The damaging effects of radiation can result in neurologic damage, pituitary endocrine failure, second malignancy, and potential vascular effects.
Radiation damage to the optic nerves and optic chiasm in the form of radiation-induced optic neuropathy (delayed normal tissue damage) leads to impairment in visual acuity. After conventional fractionated external beam radiotherapy, the risk of optic radiation neuropathy is 0-2% (18,20,44). The largest series re ported a 1.5% risk of visual impairment not attributable to other recognized ophthalmologic causes (18), and most modern series report risk <1% (44).
Although there is fear of temporal lobe damage from radiation passing through normal tissues, where 3-field technique is routine, radiation doses to the temporal lobes are small and no cases of temporal lobe necrosis have been described in modern series. Studies using positron emission tomography (PET) imaging have also failed to demonstrate reduced uptake of fluor-2-deoxy-glucose (FDG) in the temporal lobes (45). Previously reported cases of temporal lobe damage are most likely owing to older radiation techniques using two opposing radiation beams.
There is anecdotal information on the potential damaging effect of pituitary irradiation on cognitive function. However, published cross-sectional data on patients with pituitary adenoma suggest mild dysfunction after surgery with or without radiotherapy, and the contribution to long-term cognitive impairment from radiation alone is not clear (46-48).

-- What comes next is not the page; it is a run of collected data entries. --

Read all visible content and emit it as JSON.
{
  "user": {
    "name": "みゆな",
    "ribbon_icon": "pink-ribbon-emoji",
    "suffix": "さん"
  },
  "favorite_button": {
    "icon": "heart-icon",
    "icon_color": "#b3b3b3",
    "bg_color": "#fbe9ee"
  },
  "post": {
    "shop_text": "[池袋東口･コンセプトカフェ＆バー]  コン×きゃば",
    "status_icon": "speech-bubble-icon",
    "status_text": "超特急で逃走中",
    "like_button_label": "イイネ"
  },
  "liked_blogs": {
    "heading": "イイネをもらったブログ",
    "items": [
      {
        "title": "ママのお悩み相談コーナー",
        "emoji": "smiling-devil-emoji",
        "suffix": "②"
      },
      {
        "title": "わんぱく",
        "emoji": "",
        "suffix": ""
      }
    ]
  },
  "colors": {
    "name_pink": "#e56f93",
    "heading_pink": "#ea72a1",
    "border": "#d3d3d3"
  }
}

The most frequent complication of pituitary irradiation is pituitary endocrine deficiency. The reported sequence of deficiency after radiotherapy is GH deficiency followed by luteinizing hormone (LH)/follicle-stimulating hormone (FSH), adenocorticotropin hormone (ACTH), and thyroid-stimulating hormone (TSH) (49,50). Other authors report no clear difference in the timing of onset of endocrine deficiencies (51). The mechanism of endocrine dysfunction is considered to be hypothalamic damage, and this is largely based on evidence from patients who receive whole-brain irradiation (52). Deficiency in the release of pituitary hormones resulting from cellular depletion or other local injury within the pituitary gland may also play a role, because hypopituitarism has been reported after localized irradiation in the form of interstitial radiotherapy and radiosurgery. The risk of posterior pituitary failure after irradiation is negligible.
The likelihood of developing radiation-induced pituitary deficiency is partly determined by latent or preexisting pituitary dysfunction. In patients not requiring replacement therapy in the immediate postradiotherapy period, the actuarial cumulative probability of requiring hydrocortisone and thyroxine replacement therapy is 10-30% at 10 yr and 30-50% at 20 yr (after doses of 40-50 Gy in 25-30 fractions) (51 unpublished personal data). Other studies report rates of deficiency at 10 yr of approx 80% for ACTH and 30% for TSH, with a suggestion of faster decline in hormone levels after higher radiation doses (50). From a clinical perspective, regular assessment of pituitary function after radiotherapy is the primary medical activity in the posttreatment period.
Therapeutic radiation is a well-recognized predisposing factor to the development of second brain tumor. Radiation-induced brain tumors have been described after low-dose scalp irradiation for tinea capitis (53) and after prophylactic cranial irradiation in acute lymphocytic leukemia (ALL) in children (54,55). The risk of radiation-induced second brain tumor in patients with pituitary adenoma is 1-2% at 10 yr and 2-3% at 20 yr and may be in the form of radiation-induced meningioma, sarcoma, or a malignant glioma (43,56). The relative risk compared with the normal population is 10, with wide CIs because of the relatively small size of the patient populations studied. An unresolved issue is the individual contributions of radiation and potential predisposition to potential malignancy in patients with pituitary adenoma (57).
Patients with pituitary adenoma are at increased risk of cardiovascular and cerebrovascular events (37,42,58). Although this is partly caused by the metabolic consequences of hypopituitarism, it is likely that radiation-induced and possibly surgically induced vascular damage is a contributing factor (58). The magnitude of contribution to the overall risk from radiation is not defined.